I'm looking to install a hose reel on cement fiber siding of my house, which I know is easily done, but it's in a location on the side of the house about 10-15 feet from the gas meter. Maybe I'm being overly cautious, but is there any concern when drilling the pilot holes that I would hit the gas line that goes into the house?


----------



## Ware (Jan 28, 2017)

Phids said:


> I'm looking to install a hose reel on cement fiber siding of my house, which I know is easily done, but it's in a location on the side of the house about 10-15 feet from the gas meter. Maybe I'm being overly cautious, but is there any concern when drilling the pilot holes that I would hit the gas line that goes into the house?


Do you have access to your attic? If so, you could go up there and look around to see where it goes. You would probably find that the gas line goes straight up the wall and into the attic in the same stud cavity where it enters the home - then runs across the attic floor to serve each gas drop in the house.

Are there any other gas appliances on that wall? I think that would be the only scenario where they might have run one horizontally across a stud wall in the vicinity of where it enters the home.


----------



## g-man (Jun 15, 2017)

It is not a steel pipe?


----------



## Ware (Jan 28, 2017)

g-man said:


> It is not a steel pipe?


This too. You would be able to feel the resistance if you started to drill into black gas pipe. You might need to be a little more careful if it is CSST.


----------



## Phids (Sep 24, 2020)

@g-man Yeah, I was wondering if that was standard in residential construction. I just couldn't find anything to confirm that.

@Ware I imagine it is CSST based on the construction date of 2019. I don't recall seeing anything in the attic like that when I've been up there, but I haven't been looking for it. Thanks for the suggestion.


----------



## Ware (Jan 28, 2017)

Phids said:


> @Ware I imagine it is CSST based on the construction date of 2019...

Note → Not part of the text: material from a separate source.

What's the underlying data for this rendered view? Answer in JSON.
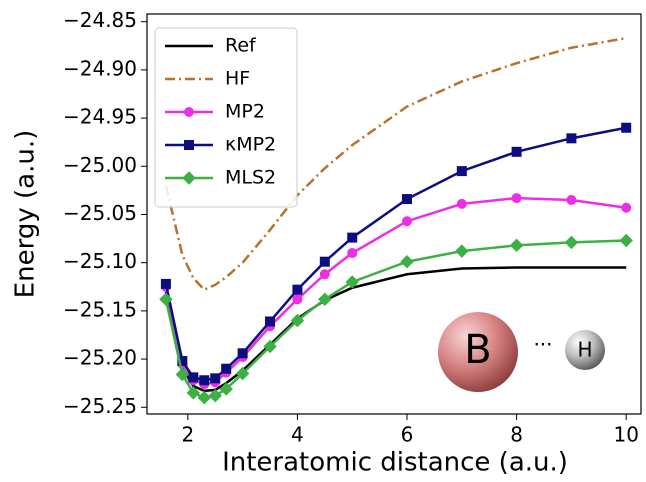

Not to stray off topic, but I wouldn't make that assumption based on the build date alone. It is still very common to see threaded black pipe used for gas in new homes.


----------



## bosox_5 (Jun 20, 2018)

I have threaded black pipe in my house for gas. Its in the basement. House was built it 2016


----------



## Phids (Sep 24, 2020)

I guess I was under the impression that CSST is cheaper and faster to work with, so my builder would have gone with it. But even if not, I'm guessing I'll be safe. From what I understand, CSST is corrugated stainless steel underneath the yellow tubing, so I wouldn't be drilling into that so easily.


----------



## Ware (Jan 28, 2017)

It is stainless steel, but it has a very thin wall.


----------